Scattering in Confusion; Gathering in Confession

Babel doesn’t just end in people being sent out. It ends in people no longer being able to understand one another:

“Come, let us go down and confuse their language so they will not understand each other” (Genesis 11:7).

What begins as a project of unity ends in fragmentation. And that fragmentation goes deeper than vocabulary. Babel explains why human life is marked by endless incompatibilities; why we drive on different sides of the road, use different plugs in the wall, write dates in different orders (for what it’s worth, I prefer YYYY-MM-DD), argue about whether metric or imperial is normal, discover that two “identical” USB-C cables are not in fact identical, and learn—again—that what works perfectly on a Mac may or may not open on a PC. Humanity is no longer naturally aligned. Babel means that we are utterly confused.

The result is dispersion:

“So the LORD scattered them from there over all the earth” (Genesis 11:8).

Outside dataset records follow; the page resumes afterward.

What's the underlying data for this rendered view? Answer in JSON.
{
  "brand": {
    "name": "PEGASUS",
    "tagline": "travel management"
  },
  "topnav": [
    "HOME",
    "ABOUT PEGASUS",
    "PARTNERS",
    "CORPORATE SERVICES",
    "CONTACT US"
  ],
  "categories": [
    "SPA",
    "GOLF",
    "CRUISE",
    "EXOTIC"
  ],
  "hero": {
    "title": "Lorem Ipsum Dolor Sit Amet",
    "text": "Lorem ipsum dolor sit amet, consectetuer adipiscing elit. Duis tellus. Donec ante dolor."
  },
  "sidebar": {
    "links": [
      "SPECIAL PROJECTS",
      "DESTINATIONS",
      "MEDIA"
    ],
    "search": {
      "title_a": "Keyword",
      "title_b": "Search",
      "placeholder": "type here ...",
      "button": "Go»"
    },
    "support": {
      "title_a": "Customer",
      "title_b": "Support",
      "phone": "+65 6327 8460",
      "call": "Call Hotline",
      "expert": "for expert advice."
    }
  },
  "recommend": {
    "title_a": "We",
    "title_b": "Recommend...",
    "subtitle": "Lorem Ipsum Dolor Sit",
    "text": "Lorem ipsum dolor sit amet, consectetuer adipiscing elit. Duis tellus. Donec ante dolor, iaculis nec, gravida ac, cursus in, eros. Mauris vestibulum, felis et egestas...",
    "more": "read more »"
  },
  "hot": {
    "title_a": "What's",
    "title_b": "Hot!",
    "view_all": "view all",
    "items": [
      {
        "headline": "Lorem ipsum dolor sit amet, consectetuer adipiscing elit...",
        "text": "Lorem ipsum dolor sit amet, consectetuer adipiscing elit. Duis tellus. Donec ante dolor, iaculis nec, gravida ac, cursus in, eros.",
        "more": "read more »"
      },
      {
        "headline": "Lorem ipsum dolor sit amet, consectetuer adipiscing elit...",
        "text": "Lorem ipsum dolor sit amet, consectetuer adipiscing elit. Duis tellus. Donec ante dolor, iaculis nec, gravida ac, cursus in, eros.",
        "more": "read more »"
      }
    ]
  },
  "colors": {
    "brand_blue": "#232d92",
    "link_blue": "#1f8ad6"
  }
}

Humanity becomes not one people but many peoples, divided by language, culture, and identity.

Philippians 2 points toward the opposite outcome:

“That at the name of Jesus every knee should bow, in heaven and on earth and under the earth, and every tongue acknowledge that Jesus Christ is Lord, to the glory of God the Father” (Philippians 2:10–11).

At Babel, languages divide humanity. In the gospel, every tongue is gathered into a single confession. The unity Babel could never achieve by pride, God accomplishes through humility. Not by flattening difference, but by uniting their voices as they confess the truth that defines the final outcome of history.

The Shape of the Gospel

As much as we try to convince ourselves otherwise, we cannot climb our way up to God. It only leads us down. The good news of the gospel is that God’s Son humbly came down to bear the consequences of our pride, so that we might be raised with him, gathered around his throne, bowing before him, confessing with one voice and no confusion at all that Jesus Christ is Lord.